Monday 22 September 2014

reasons

believe me when i say i have my reasons to take hiatus from everything.
first thing u need to know about me is that i dont like attention. i do like it for a short period of time but then i feel that i tend to stray away from who i truly am to maintain the current standards of me that they're seeing. i feel that i can't do this or do that because im scared that i'll become fat or lose my image in front of everyone. i start restricting myself, and i start seeing myself in perspective of how other's view me.
and eventually i get tired.
so tired of maybe craving attention and/or wanting more attention.. i guess that's the thing, i start changing myself to become the person i'm not.... i start binge eating cos i'm consuming way too little everyday and i start eating at night because i get so so so hungry from not eating properly in the day. i stop exercising because im scared of getting bulky and my legs build muscles rly rly fast. im scared ill lose the only feature of myself that i like and end up having big legs. i crave the body that i used to have because everyone liked it so much more, which made me want it even more.
and i didn't realise how much i'm emotionally hurting myself.
today i used my big bulky quads and hamstrings to give myself a good 5km run. and i did it below 30 minutes. i deleted twitter and insta and fb so i know that the only reason why i ran so fast or well is because im getting stronger, and not to be a people please-r or impress anyone.
and yes, i may be getting bigger, but who the fuck cares when my body is enjoying it?

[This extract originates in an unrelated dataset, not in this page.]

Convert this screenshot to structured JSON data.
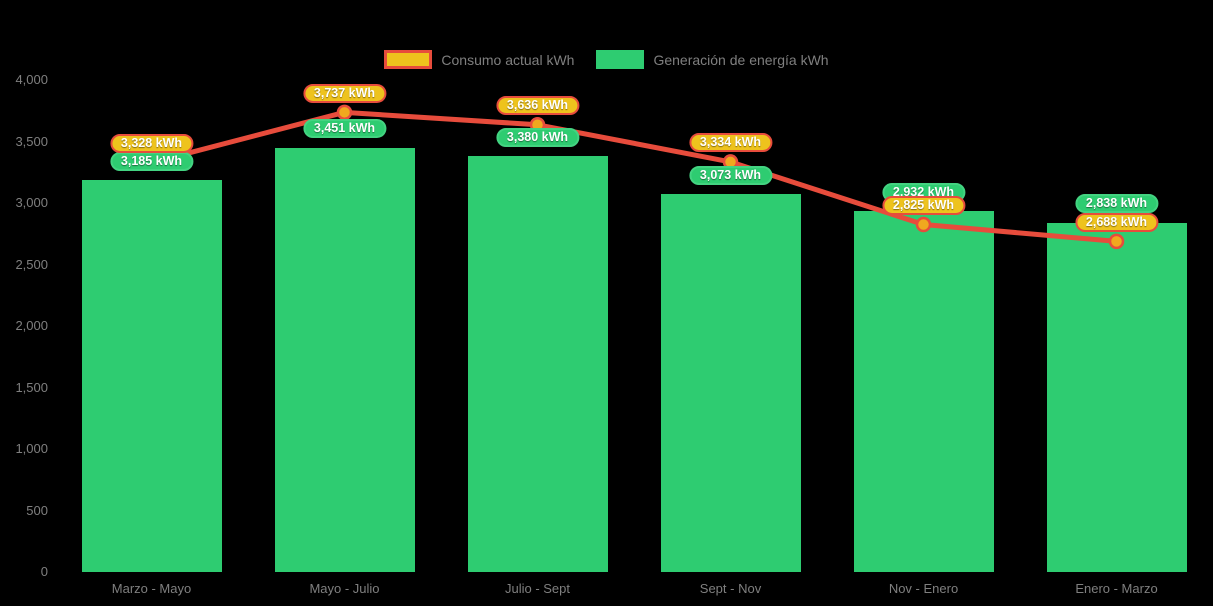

its good to know that 3 days away from social media has given me so much time for self discovery...
can't imagine how great i'll start to feel in a few weeks' time..
till then, im slowly building myself up...
happy is a state of mind, and i want to make it permanent. having a good body is just one way to make me happy. it's part of my goal, NOT my goal. There are so many more factors that come together to form a happy state of mind, and slowly but surely, i will get there one day.